Notice that you can simply run "python foo.py" as well, to produce the valuable output artifacts.

In the end, jupyter becomes just an editor of python files. A fancy editor, that allows interactive execution of pieces of code, which is great.

kortex · on July 8, 2023

> Yeah but jupyter notebooks suck at providing reproducible data science.

Why? I have no problem with reproducibility when I use a little bit of discipline.

Your workflow does indeed sound nice but also sounds like it involves way more tooling and institutional knowledge. Anywhere I can learn more about it or see the scripts you use?

steve_gh · on July 8, 2023

I completely agree that a bit of discipline does wonders.

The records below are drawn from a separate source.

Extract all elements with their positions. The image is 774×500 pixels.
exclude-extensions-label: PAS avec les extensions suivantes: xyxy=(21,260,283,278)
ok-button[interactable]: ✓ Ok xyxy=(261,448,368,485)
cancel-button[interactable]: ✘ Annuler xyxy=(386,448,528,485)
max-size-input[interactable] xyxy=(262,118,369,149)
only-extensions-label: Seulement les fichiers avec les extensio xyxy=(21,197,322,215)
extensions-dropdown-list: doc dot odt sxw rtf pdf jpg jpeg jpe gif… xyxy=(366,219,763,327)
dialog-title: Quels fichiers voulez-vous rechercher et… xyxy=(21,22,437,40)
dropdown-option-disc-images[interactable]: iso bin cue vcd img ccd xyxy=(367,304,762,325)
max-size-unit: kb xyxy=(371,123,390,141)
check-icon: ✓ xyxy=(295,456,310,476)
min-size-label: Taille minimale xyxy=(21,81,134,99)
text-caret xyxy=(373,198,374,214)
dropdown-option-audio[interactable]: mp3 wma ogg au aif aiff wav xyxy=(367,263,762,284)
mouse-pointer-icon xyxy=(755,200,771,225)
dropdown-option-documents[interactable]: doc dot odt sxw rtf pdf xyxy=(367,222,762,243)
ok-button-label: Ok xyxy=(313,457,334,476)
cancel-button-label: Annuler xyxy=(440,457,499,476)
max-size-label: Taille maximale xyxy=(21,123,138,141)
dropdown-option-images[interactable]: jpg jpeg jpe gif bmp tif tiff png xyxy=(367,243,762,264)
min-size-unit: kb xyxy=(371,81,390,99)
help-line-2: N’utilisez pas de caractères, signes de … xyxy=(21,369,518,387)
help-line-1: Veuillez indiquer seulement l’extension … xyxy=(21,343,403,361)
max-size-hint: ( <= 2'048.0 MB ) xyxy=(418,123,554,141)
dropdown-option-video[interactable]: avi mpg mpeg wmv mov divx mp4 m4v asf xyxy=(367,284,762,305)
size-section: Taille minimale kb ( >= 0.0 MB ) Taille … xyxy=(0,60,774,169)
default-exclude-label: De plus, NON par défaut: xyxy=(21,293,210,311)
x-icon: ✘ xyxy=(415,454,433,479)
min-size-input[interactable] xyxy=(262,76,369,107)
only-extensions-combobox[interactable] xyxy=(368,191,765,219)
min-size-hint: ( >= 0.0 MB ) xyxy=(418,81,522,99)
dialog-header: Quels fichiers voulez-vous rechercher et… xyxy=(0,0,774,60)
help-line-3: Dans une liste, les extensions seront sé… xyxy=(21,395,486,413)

But it is not just your discipline, it is the team's discipline.

What I need to ensure is that anyone picking up a piece of analysis 3 months later can reproduce exactly what was done. I've been burnt in the past by having to go back to the original analyst and be told "oh you run this bit of this notebook, then paste the results in over here, then run that". By insisting that everything is scripted and that there are no manual steps, we get a reproducible analytics pipeline.

The starting point for our methodology is the book "Guerilla Analytics" by Enda Ridge. It's worth reading.

kevinskii · on July 7, 2023

I agree with the OP. VS Code using the Jupyter protocol is superior to notebooks in almost every respect in my experience. It gives you an excellent debugger, the ability to track changes in Git without any modification, and you can also run as a regular Python script.

esafak · on July 7, 2023

Jupyter offers nothing that Mathcad and Mathematica didn't in the 80s. We should be using open source, git-friendly file formats so we can edit them collaboratively in our editor of choice; e.g., our IDEs. We are not using it wrong; Jupyter notebooks reflect an archaic product philosophy and way of working. Kill it with fire.

sdfghswe · on July 7, 2023

> It sounds like you are using the tool wrong. Jupyter notebooks are strictly superior to anything else (namely: code only, spreadsheets, matlab/octave) at their primary use case, which is interactive data science (writing code to manipulate some data, while actively revising the code, or sharing the results of that code with others).

> Nothing even comes close. There's a reason it's dominant in the data science field.

> Your workflow works for you but the jupyter workflow works for millions of students, data scientists, and even developers. Heck I even know all the ways to avoid jupyter, and I still use it often, because it's so convenient.

Copy pasting your comment here so when you eventually delete it people can still see the ignorance.

You have absolutely no clue what you're talking about. Worse, it seems like you didn't read what you're responding to.